To get the above result as a single document with an array of unique values, use the $addToSetoperator:

db.cities.aggregate( [
   { $match: { country: { $exists: true } } },
   { $group: { _id: null, uniqueCountries: { $addToSet:  "$country" } } },
   { $project: { _id: 0 } },
] )

The Result: { "uniqueCountries" : [ "United States", "Turkey", "India", "Australia" ] }

Count:

db.cities.aggregate( [
   { $match: { country: { $exists: true } } },
   { $group: { _id: "$country" } },
   { $project: { country: "$_id", _id: 0 } },
   { $count: "uniqueCountryCount" }
] )

The Result: { "uniqueCountryCount" : 4 }

In the above queries the $match stage is used to filter any documents with non-existing or null countryfield.
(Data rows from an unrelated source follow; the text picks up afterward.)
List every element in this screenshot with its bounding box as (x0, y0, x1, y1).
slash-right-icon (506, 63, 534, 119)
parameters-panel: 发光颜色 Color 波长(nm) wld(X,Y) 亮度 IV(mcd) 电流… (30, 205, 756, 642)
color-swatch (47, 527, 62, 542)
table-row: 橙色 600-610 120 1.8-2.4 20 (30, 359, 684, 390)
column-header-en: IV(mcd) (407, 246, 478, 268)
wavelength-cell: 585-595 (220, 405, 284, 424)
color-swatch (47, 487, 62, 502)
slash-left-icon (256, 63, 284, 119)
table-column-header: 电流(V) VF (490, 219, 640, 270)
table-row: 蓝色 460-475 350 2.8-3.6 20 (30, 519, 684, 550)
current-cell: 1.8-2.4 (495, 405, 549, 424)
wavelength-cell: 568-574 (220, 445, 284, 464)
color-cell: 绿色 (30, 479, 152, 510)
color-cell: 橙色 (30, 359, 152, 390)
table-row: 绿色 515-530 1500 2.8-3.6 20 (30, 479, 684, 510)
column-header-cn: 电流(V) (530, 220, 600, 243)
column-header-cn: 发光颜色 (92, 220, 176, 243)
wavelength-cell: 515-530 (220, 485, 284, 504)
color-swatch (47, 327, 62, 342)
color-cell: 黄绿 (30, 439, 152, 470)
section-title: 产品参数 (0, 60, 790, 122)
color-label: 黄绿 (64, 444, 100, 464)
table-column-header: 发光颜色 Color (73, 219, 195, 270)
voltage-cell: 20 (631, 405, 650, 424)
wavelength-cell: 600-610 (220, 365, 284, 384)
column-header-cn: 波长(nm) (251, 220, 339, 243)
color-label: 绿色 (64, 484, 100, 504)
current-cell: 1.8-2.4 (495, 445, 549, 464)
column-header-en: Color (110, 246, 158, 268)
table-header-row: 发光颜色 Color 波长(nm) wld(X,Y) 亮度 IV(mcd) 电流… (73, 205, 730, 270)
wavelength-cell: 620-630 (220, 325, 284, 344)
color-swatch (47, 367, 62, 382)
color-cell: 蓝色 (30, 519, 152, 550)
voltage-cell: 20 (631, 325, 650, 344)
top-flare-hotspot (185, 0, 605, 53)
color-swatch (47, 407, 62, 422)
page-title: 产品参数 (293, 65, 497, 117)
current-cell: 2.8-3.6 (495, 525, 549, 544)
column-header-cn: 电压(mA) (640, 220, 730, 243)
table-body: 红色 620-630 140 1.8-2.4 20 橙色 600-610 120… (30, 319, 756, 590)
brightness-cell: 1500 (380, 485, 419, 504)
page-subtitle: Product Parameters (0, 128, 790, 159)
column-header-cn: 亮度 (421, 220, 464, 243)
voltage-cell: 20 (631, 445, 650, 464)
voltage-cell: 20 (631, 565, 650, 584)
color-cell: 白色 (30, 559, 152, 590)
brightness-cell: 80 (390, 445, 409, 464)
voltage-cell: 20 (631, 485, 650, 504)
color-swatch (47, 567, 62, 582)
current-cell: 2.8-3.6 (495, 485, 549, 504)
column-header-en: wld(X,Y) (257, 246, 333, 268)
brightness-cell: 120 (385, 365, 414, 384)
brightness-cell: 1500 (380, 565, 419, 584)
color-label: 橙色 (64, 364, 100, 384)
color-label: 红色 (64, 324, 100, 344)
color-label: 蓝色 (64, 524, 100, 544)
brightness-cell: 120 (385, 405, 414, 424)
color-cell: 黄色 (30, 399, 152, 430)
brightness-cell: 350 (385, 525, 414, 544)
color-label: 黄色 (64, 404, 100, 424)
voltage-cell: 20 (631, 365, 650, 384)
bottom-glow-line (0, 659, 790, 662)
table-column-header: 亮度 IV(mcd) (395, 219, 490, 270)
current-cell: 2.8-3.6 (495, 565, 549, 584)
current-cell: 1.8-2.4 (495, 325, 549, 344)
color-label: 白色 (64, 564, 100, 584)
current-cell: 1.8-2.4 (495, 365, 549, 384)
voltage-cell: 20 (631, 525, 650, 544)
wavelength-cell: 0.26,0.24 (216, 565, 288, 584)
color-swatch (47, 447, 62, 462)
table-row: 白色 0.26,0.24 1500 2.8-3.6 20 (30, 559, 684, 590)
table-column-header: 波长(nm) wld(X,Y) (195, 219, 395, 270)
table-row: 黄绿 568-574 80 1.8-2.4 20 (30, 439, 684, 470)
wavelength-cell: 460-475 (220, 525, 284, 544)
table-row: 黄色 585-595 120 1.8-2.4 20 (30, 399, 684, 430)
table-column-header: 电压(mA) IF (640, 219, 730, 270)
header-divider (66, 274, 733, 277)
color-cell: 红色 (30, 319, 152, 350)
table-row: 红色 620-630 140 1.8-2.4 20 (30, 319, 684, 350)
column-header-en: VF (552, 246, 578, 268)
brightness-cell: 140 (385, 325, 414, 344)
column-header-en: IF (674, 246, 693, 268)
The $project stage reshapes the result document(s).

MongoDB Query Language:

Note the two queries get similar results when using the MongoDB query language commands: db.collection.distinct("country") and db.cities.distinct("country").length (note the distinct returns an array).

Upvotes: 1

raman mathur
raman mathur

Reputation: 124

You can create index

db.collectionname.createIndex( { ip_address: "text" } )

Try this, it is more faster. I think it will help you.